Clarke compares trying to change social determinants of health to boiling the ocean.
"It's on us as healthcare workers to help make these outcomes better for our patients," she said. "We have the ability to have influence and we can directly make a difference for our patients."
Earlier access to care is crucial, especially in a country where access to family planning care is becoming increasingly hard to find. Clarke says that's why it's important to get care as early as possible.
"We need to be more aware of our pregnant population," she said.
McCree's experience at Novant Health Ballantyne Medical Center is the opposite of Pineville.
McCree's mother and grandmother faced life-threatening complications with their third birth. Their experiences were on her mind since her son, Noah, would be her third.
"It's really scary as a mother of color to go into institutions where you know there is a prior history of being discriminated against," she said.
"It was like everyone was passing the baton. There was never a lapse," McCree said.

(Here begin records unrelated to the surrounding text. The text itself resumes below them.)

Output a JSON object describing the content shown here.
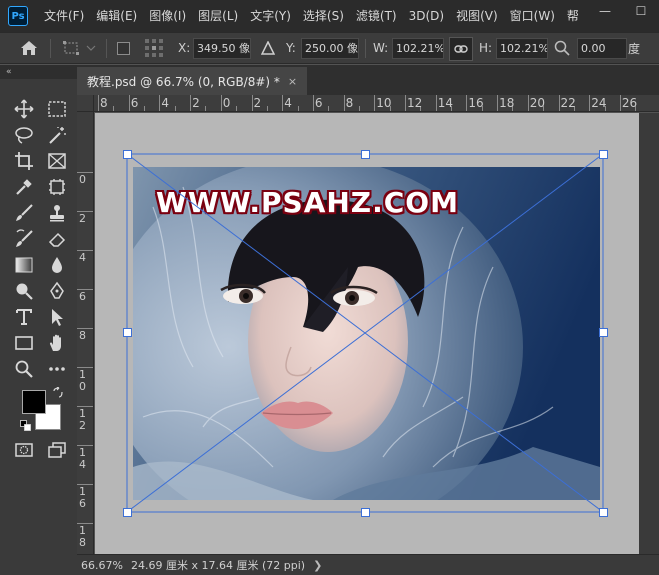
{
  "app": {
    "logo_text": "Ps"
  },
  "menu": [
    "文件(F)",
    "编辑(E)",
    "图像(I)",
    "图层(L)",
    "文字(Y)",
    "选择(S)",
    "滤镜(T)",
    "3D(D)",
    "视图(V)",
    "窗口(W)",
    "帮"
  ],
  "window_controls": {
    "minimize": "—",
    "maximize": "☐"
  },
  "options": {
    "x_label": "X:",
    "x_value": "349.50 像",
    "y_label": "Y:",
    "y_value": "250.00 像",
    "w_label": "W:",
    "w_value": "102.21%",
    "h_label": "H:",
    "h_value": "102.21%",
    "angle_value": "0.00",
    "angle_unit": "度"
  },
  "toolbar": {
    "collapse": "«"
  },
  "document": {
    "tab_title": "教程.psd @ 66.7% (0, RGB/8#) *",
    "close": "×"
  },
  "rulers": {
    "top": [
      "8",
      "6",
      "4",
      "2",
      "0",
      "2",
      "4",
      "6",
      "8",
      "10",
      "12",
      "14",
      "16",
      "18",
      "20",
      "22",
      "24",
      "26"
    ],
    "left": [
      "0",
      "2",
      "4",
      "6",
      "8",
      "1 0",
      "1 2",
      "1 4",
      "1 6",
      "1 8"
    ]
  },
  "image": {
    "watermark": "WWW.PSAHZ.COM"
  },
  "status": {
    "zoom": "66.67%",
    "info": "24.69 厘米 x 17.64 厘米 (72 ppi)",
    "arrow": "❯"
  },
  "colors": {
    "accent": "#31a8ff",
    "transform_line": "#3c6fd6",
    "watermark_outline": "#7a0010"
  }
}
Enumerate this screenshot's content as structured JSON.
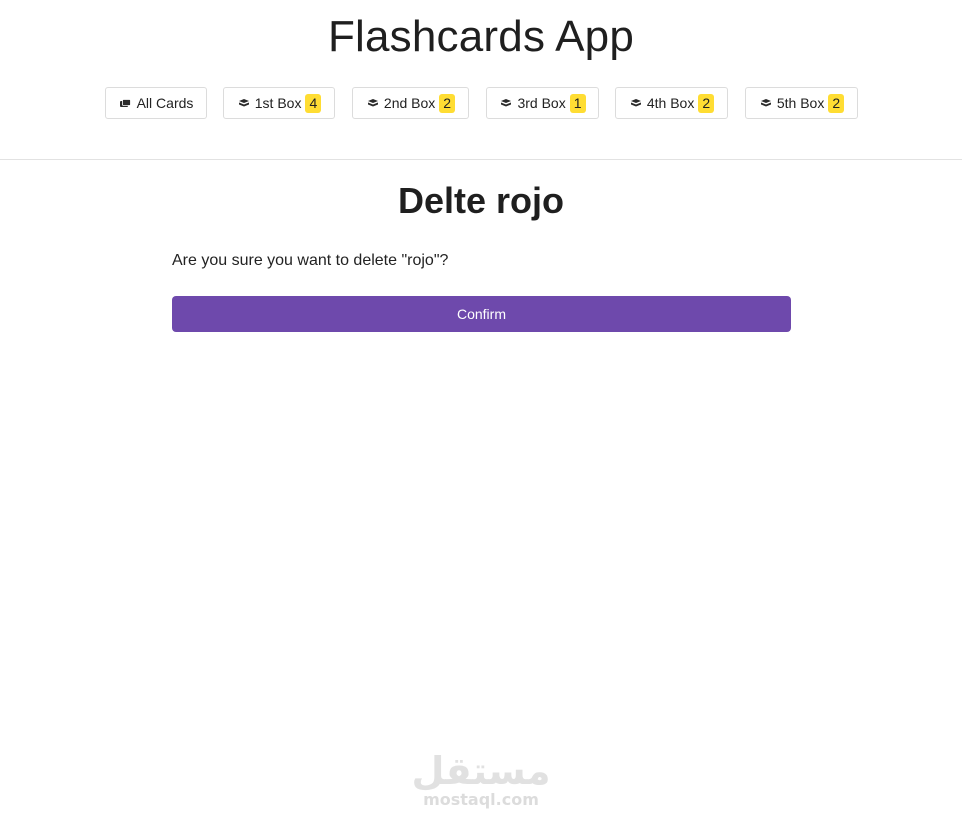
{
  "app": {
    "title": "Flashcards App"
  },
  "nav": {
    "items": [
      {
        "label": "All Cards",
        "icon": "cards-stack-icon",
        "badge": null
      },
      {
        "label": "1st Box",
        "icon": "box-icon",
        "badge": "4"
      },
      {
        "label": "2nd Box",
        "icon": "box-icon",
        "badge": "2"
      },
      {
        "label": "3rd Box",
        "icon": "box-icon",
        "badge": "1"
      },
      {
        "label": "4th Box",
        "icon": "box-icon",
        "badge": "2"
      },
      {
        "label": "5th Box",
        "icon": "box-icon",
        "badge": "2"
      }
    ]
  },
  "main": {
    "title": "Delte rojo",
    "question": "Are you sure you want to delete \"rojo\"?",
    "confirm_label": "Confirm"
  },
  "watermark": {
    "logo": "مستقل",
    "domain": "mostaql.com"
  },
  "colors": {
    "accent": "#6e49ac",
    "badge": "#ffdd33",
    "divider": "#e2e2e2"
  }
}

Nurses tried a bulb induction, where a balloon is filled with fluid to stretch the cervix to a safe diameter before the mother can push. However, the baby still wasn't coming. Having been traumatized from her previous experience, McCree refused to let Swiyyah perform an amniotomy.
While the nurses and McCree were weighing a switch to Pitocin, a pain medication that causes faster and harder contractions, Noah was born.
McCree is part of a Facebook group for Black mothers in Charlotte, where people frequently ask for recommendations on Black doctors.
"That comes from a sense of fear that if you don't have someone who looks like you, the likelihood of you being treated normal - not special, just normal - might not be given," she said.
While there are public-private partnerships meant to address historic harms to Black moms, it is still significant. As long as it exists, it will continue to sow distrust.
"I think it's hard to ask how do you remove fear from places that have created the fear," McCree said. "I think that'd be a better question for the people that created the fear in the first place."
Kylie Marsh wrote this article for the Charlotte Post.